«Norte» d'Edmundo Paz Soldán

Par Elodie Pietriga
Publié par Elodie Pietriga le 18/12/2015

Activer le mode zen

Norte, c'est le fameux Nord, le nord du continent américain (les États-Unis), qui fait rêver tant de Latinos, même s'il est loin d'être idyllique. De fait, ce Nord, décrit par Edmundo Paz Soldán fait plutôt cauchemarder. Le livre se compose de trois récits qui s'entrecroisent. Trois destins différents à des époques différentes, mais les trois témoignent d'une incompréhension du monde américain, ou du moins d'une grande difficulté d'intégration, qui peut expliquer peut-être la violence des personnages contre les autres, ou contre eux-mêmes.

L'écrivain

Paz SoldánNé en 1967 à Cochabamba en Bolivie, Edmundo Paz Soldán enseigne la littérature latino-américaine à l'université de Cornell dans l'état de New York.
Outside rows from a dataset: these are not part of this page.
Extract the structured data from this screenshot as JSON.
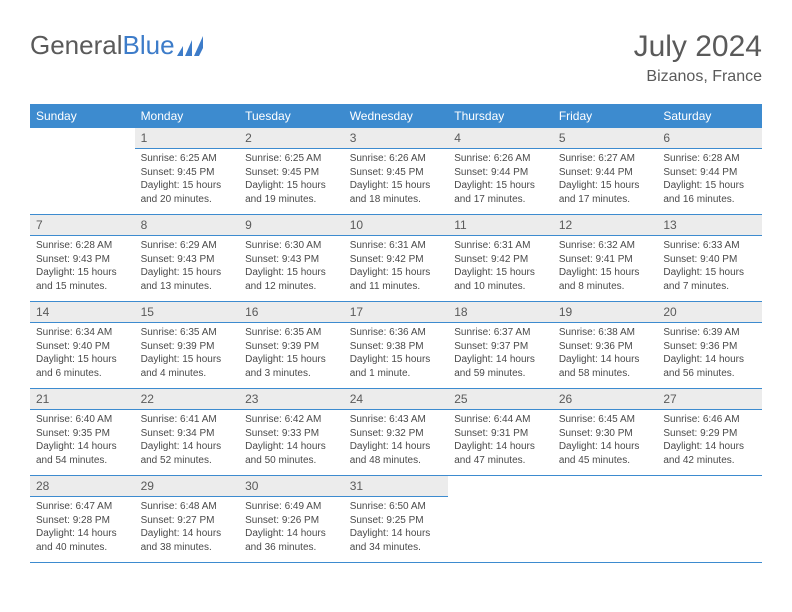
{
  "brand": {
    "textGray": "General",
    "textBlue": "Blue"
  },
  "header": {
    "title": "July 2024",
    "location": "Bizanos, France"
  },
  "colors": {
    "headerBar": "#3d8bcf",
    "dayNumBg": "#ececec",
    "rule": "#3d8bcf",
    "textGray": "#5a5a5a",
    "brandBlue": "#3d7cc9",
    "background": "#ffffff"
  },
  "dayNames": [
    "Sunday",
    "Monday",
    "Tuesday",
    "Wednesday",
    "Thursday",
    "Friday",
    "Saturday"
  ],
  "startOffset": 1,
  "days": [
    {
      "n": 1,
      "rise": "6:25 AM",
      "set": "9:45 PM",
      "dl": "15 hours and 20 minutes."
    },
    {
      "n": 2,
      "rise": "6:25 AM",
      "set": "9:45 PM",
      "dl": "15 hours and 19 minutes."
    },
    {
      "n": 3,
      "rise": "6:26 AM",
      "set": "9:45 PM",
      "dl": "15 hours and 18 minutes."
    },
    {
      "n": 4,
      "rise": "6:26 AM",
      "set": "9:44 PM",
      "dl": "15 hours and 17 minutes."
    },
    {
      "n": 5,
      "rise": "6:27 AM",
      "set": "9:44 PM",
      "dl": "15 hours and 17 minutes."
    },
    {
      "n": 6,
      "rise": "6:28 AM",
      "set": "9:44 PM",
      "dl": "15 hours and 16 minutes."
    },
    {
      "n": 7,
      "rise": "6:28 AM",
      "set": "9:43 PM",
      "dl": "15 hours and 15 minutes."
    },
    {
      "n": 8,
      "rise": "6:29 AM",
      "set": "9:43 PM",
      "dl": "15 hours and 13 minutes."
    },
    {
      "n": 9,
      "rise": "6:30 AM",
      "set": "9:43 PM",
      "dl": "15 hours and 12 minutes."
    },
    {
      "n": 10,
      "rise": "6:31 AM",
      "set": "9:42 PM",
      "dl": "15 hours and 11 minutes."
    },
    {
      "n": 11,
      "rise": "6:31 AM",
      "set": "9:42 PM",
      "dl": "15 hours and 10 minutes."
    },
    {
      "n": 12,
      "rise": "6:32 AM",
      "set": "9:41 PM",
      "dl": "15 hours and 8 minutes."
    },
    {
      "n": 13,
      "rise": "6:33 AM",
      "set": "9:40 PM",
      "dl": "15 hours and 7 minutes."
    },
    {
      "n": 14,
      "rise": "6:34 AM",
      "set": "9:40 PM",
      "dl": "15 hours and 6 minutes."
    },
    {
      "n": 15,
      "rise": "6:35 AM",
      "set": "9:39 PM",
      "dl": "15 hours and 4 minutes."
    },
    {
      "n": 16,
      "rise": "6:35 AM",
      "set": "9:39 PM",
      "dl": "15 hours and 3 minutes."
    },
    {
      "n": 17,
      "rise": "6:36 AM",
      "set": "9:38 PM",
      "dl": "15 hours and 1 minute."
    },
    {
      "n": 18,
      "rise": "6:37 AM",
      "set": "9:37 PM",
      "dl": "14 hours and 59 minutes."
    },
    {
      "n": 19,
      "rise": "6:38 AM",
      "set": "9:36 PM",
      "dl": "14 hours and 58 minutes."
    },
    {
      "n": 20,
      "rise": "6:39 AM",
      "set": "9:36 PM",
      "dl": "14 hours and 56 minutes."
    },
    {
      "n": 21,
      "rise": "6:40 AM",
      "set": "9:35 PM",
      "dl": "14 hours and 54 minutes."
    },
    {
      "n": 22,
      "rise": "6:41 AM",
      "set": "9:34 PM",
      "dl": "14 hours and 52 minutes."
    },
    {
      "n": 23,
      "rise": "6:42 AM",
      "set": "9:33 PM",
      "dl": "14 hours and 50 minutes."
    },
    {
      "n": 24,
      "rise": "6:43 AM",
      "set": "9:32 PM",
      "dl": "14 hours and 48 minutes."
    },
    {
      "n": 25,
      "rise": "6:44 AM",
      "set": "9:31 PM",
      "dl": "14 hours and 47 minutes."
    },
    {
      "n": 26,
      "rise": "6:45 AM",
      "set": "9:30 PM",
      "dl": "14 hours and 45 minutes."
    },
    {
      "n": 27,
      "rise": "6:46 AM",
      "set": "9:29 PM",
      "dl": "14 hours and 42 minutes."
    },
    {
      "n": 28,
      "rise": "6:47 AM",
      "set": "9:28 PM",
      "dl": "14 hours and 40 minutes."
    },
    {
      "n": 29,
      "rise": "6:48 AM",
      "set": "9:27 PM",
      "dl": "14 hours and 38 minutes."
    },
    {
      "n": 30,
      "rise": "6:49 AM",
      "set": "9:26 PM",
      "dl": "14 hours and 36 minutes."
    },
    {
      "n": 31,
      "rise": "6:50 AM",
      "set": "9:25 PM",
      "dl": "14 hours and 34 minutes."
    }
  ],
  "labels": {
    "sunrise": "Sunrise: ",
    "sunset": "Sunset: ",
    "daylight": "Daylight: "
  }
}
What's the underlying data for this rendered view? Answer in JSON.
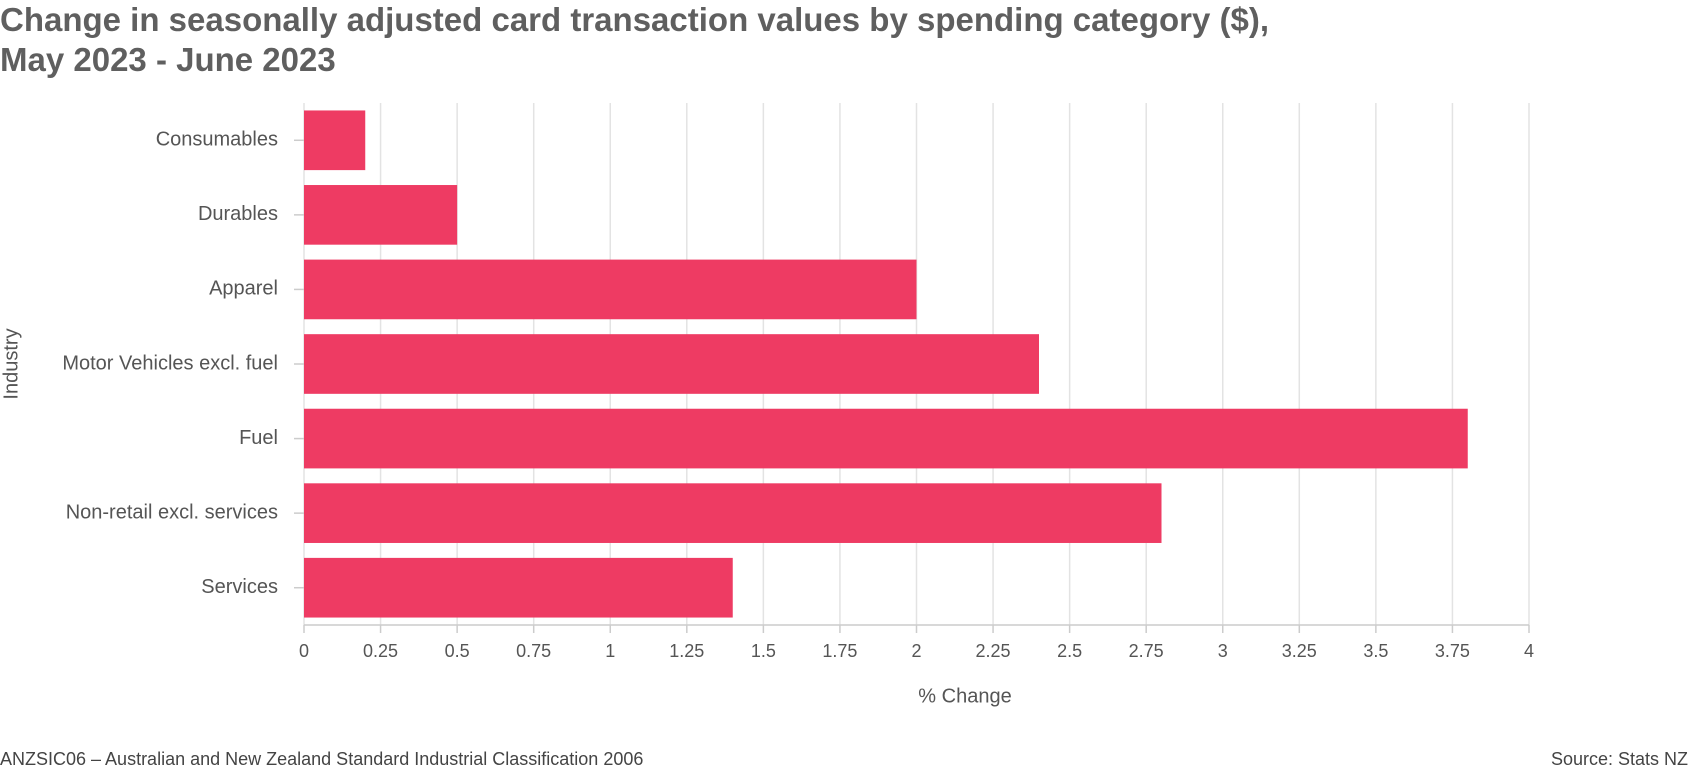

Il a publié de nombreux romans et obtenu le prix national de Bolivie en 2012 pour El delirio de Turing.

Norte (2011) est le premier de ses romans à avoir été traduit en langue française.

Le roman "Norte"

norte_1450427399800-jpg

Norte traductionNorte, Barcelona, Mondadori, 2011, 280 pages.

La présentation s'appuie sur la traduction en langue française de Robert Amutio. Toutes les citations proviennent de cette édition: Edmundo Paz Soldán, Norte, Paris, Gallimard, 2014, 338 pages. ISBN 978-2-07-013713-8


Norte, c'est le fameux Nord, le nord du continent américain (les États-Unis), qui fait rêver tant de Latinos, même s'il est loin d'être idyllique. De fait, ce Nord, décrit par Edmundo Paz Soldán fait plutôt cauchemarder.

Le livre se compose de trois récits qui s'entrecroisent. Trois destins différents à des époques différentes, mais les trois témoignent d'une incompréhension du monde américain, ou du moins d'une grande difficulté d'intégration, qui peut expliquer peut-être la violence des personnages contre les autres, ou contre eux-mêmes.

Pour écrire ce livre l'auteur s'est inspiré de l'artiste Martín Ramírez, dont il n'a pas changé le nom, d'un tueur en série, surnommé le “Railroad Killer”, qu'il a appelé, Jesús. Le troisième personnage, Michelle, est inventé ou inspiré de l'une de ses étudiantes ou de son propre parcours.

Jesús est un jeune mexicain qui vit pauvrement avec sa mère et sa sœur depuis que son père est parti chercher du travail de l'autre côté de la frontière et surtout pour fuir ceux qu'il avait arnaqués. La mère se tue à la tâche et rentre tard. Jesús se console en jouant avec sa sœur. Mais celle-ci grandit et s'éloigne peu à peu. Jesús commence à trainer et la violence devient le moyen d'évacuer ses frustrations. Embauché par un garagiste peu scrupuleux, il commence à se lancer dans le trafic de voitures et passe régulièrement de l'autre côté de la frontière.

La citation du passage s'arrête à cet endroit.